Implementing a Stream by Hand: Unpin Troubles

I'm trying to implement a Stream by hand based on the answer to this question. It seems to me that my safety logic is sound, since I only ever access conn or inp after checking that the current future is None (pursuant to Alice Rhyl's comment that UB comes from accessing fields referred to by the future while it still exists).

The problem is that Next requires its inner type to be Unpin, which this solution specifically relies on being untrue. I have just learned about the async-stream crate, which would obviously be much easier, but I would rather not pay for message passing if I can avoid it. Is there any way to fix this code? I can't get ownership of the Connection because they're coming from a deadpool::managed::Pool.

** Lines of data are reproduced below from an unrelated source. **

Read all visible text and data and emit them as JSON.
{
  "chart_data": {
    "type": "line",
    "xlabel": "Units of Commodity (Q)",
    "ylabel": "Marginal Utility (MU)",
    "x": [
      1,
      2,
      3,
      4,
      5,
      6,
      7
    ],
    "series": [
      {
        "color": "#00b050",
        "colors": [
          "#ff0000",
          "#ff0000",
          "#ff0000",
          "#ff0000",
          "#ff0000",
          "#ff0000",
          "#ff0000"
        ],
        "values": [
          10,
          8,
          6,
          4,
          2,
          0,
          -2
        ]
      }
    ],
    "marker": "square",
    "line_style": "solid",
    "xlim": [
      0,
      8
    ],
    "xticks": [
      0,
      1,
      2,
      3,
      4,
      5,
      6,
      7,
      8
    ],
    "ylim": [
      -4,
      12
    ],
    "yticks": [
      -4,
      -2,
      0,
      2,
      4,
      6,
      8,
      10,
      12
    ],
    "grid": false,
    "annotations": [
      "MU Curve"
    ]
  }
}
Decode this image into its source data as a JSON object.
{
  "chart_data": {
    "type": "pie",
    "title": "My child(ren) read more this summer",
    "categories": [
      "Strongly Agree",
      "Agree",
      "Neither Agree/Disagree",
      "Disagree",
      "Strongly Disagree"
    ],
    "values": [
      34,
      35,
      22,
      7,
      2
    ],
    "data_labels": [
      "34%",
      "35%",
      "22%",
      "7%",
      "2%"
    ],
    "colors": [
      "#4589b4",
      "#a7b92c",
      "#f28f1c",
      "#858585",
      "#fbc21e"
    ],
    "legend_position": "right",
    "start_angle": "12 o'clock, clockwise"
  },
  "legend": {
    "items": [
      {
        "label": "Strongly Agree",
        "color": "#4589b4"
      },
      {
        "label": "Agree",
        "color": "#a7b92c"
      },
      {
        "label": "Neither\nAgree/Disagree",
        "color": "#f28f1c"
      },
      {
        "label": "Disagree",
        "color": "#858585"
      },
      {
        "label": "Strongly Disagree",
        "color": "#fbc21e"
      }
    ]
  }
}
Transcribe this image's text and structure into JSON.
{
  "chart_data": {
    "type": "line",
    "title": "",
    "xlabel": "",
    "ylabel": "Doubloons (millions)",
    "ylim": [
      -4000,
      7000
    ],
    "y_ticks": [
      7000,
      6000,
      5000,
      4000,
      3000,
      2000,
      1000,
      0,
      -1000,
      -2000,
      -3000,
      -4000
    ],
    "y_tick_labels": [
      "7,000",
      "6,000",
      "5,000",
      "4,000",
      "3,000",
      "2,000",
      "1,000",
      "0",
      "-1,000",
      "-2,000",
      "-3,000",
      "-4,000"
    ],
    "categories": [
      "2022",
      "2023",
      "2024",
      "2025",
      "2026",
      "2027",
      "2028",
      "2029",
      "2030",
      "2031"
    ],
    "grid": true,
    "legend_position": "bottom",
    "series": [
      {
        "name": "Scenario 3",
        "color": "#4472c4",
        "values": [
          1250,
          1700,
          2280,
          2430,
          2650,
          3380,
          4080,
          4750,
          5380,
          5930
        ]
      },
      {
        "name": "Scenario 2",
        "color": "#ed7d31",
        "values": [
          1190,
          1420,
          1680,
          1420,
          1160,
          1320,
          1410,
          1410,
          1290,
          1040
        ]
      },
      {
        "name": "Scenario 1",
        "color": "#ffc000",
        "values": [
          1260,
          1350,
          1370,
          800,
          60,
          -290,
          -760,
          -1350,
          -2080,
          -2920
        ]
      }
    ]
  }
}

Also, I added this Unpin bound to C early in development because I figured it was auto-implemented and it couldn't hurt, but I have since learned that to be a bad call. I don't think my codebase relies on it and I could remove that bound with a little work, but that wouldn't fix the current problem.

If it isn't obvious, this is my first time dealing with async at such a low level, so I'm a little lost here.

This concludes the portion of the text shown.